La musique baroque est née en Italie autour du recitar cantando, cette façon de déclamer les mots en chantant, d’inventer une musique qui dépeint la densité et la profondeur de chaque phrase et c'est autour de ce socle essentiel que va s’articuler cette production. Solistes comme choristes sont collectivement impliqués dans le fait de dire chaque mot, avec l’éclat des consonnes et la beauté des voyelles italiennes, mais aussi en y mettant le poids et la signification nécessaire.
Lea Desandre déploie son timbré fruité et délicat en entrelacs parfaitement maitrisés, laissant libre cours à des accents de désespoir poignants dans le Lamento della Ninfa, mais aussi à des affleurements de grâce pure dans la Lettera amorosa du même Monteverdi. Eva Zaïcik, altière et assurée, clame avec ardeur les tourments amoureux et les enivrants soupirs du coeur, laissant son timbre rayonnant emplir la vaste Galerie des Glaces.
Emiliano Gonzalez-Toro, très accoutumé de ce répertoire, délivre de sa voix de ténor lumineuse et ductile de véritables scènes de théâtre, par exemple dans l’extrait de l’Euridice de Jacopo Peri, Non piango e non sospiro. Et son collègue ténor Zachary Wilder n’est pas en reste, qui ouvre le programme d’un retentissant Stravaganza d’amore où chaque syllabe est soigneusement dessinée.
Lucile Richardot varie avec un art consommé les moments de détresse d’une expressivité saisissante, comme dans le Ahi troppo è duro tiré du Ballo de Monteverdi, et les instants d’allégresse avec une façon de rythmer chaque phrase de manière dansante et convaincante.

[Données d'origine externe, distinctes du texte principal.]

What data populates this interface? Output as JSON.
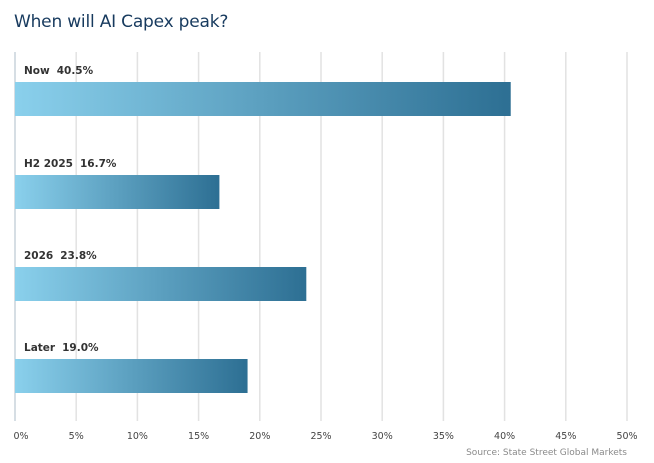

Nicolas Brooymans campe à son tour un Pluton majestueux et effrayant, laissant les harmoniques graves de sa basse résonner dans les lustres comme pour y refléter toute la profondeur des enfers mythologiques.
Le choeur est tout aussi investi dans la prononciation et le soin apporté à chaque phrase, déployant de grandes vagues de volume jamais saturé qui alternent avec des pianissimi précis et sculptés à l’articulation mordante. Mais c’est dans les grands ensembles de Marenzio ou de Peri aux conclusions finales retentissantes qu’il est le plus captivant.
Les instrumentistes rivalisent de virtuosité, entre les deux violons solo volubiles, les flûtes scintillantes aux dessins acrobatiques dans les sinfonie de Malvezzi, les cuivres étincelants et le son toujours rond, opulent et brillant de Pygmalion qui s’impose dans ce nouveau répertoire avec une aisance et une évidence confondante.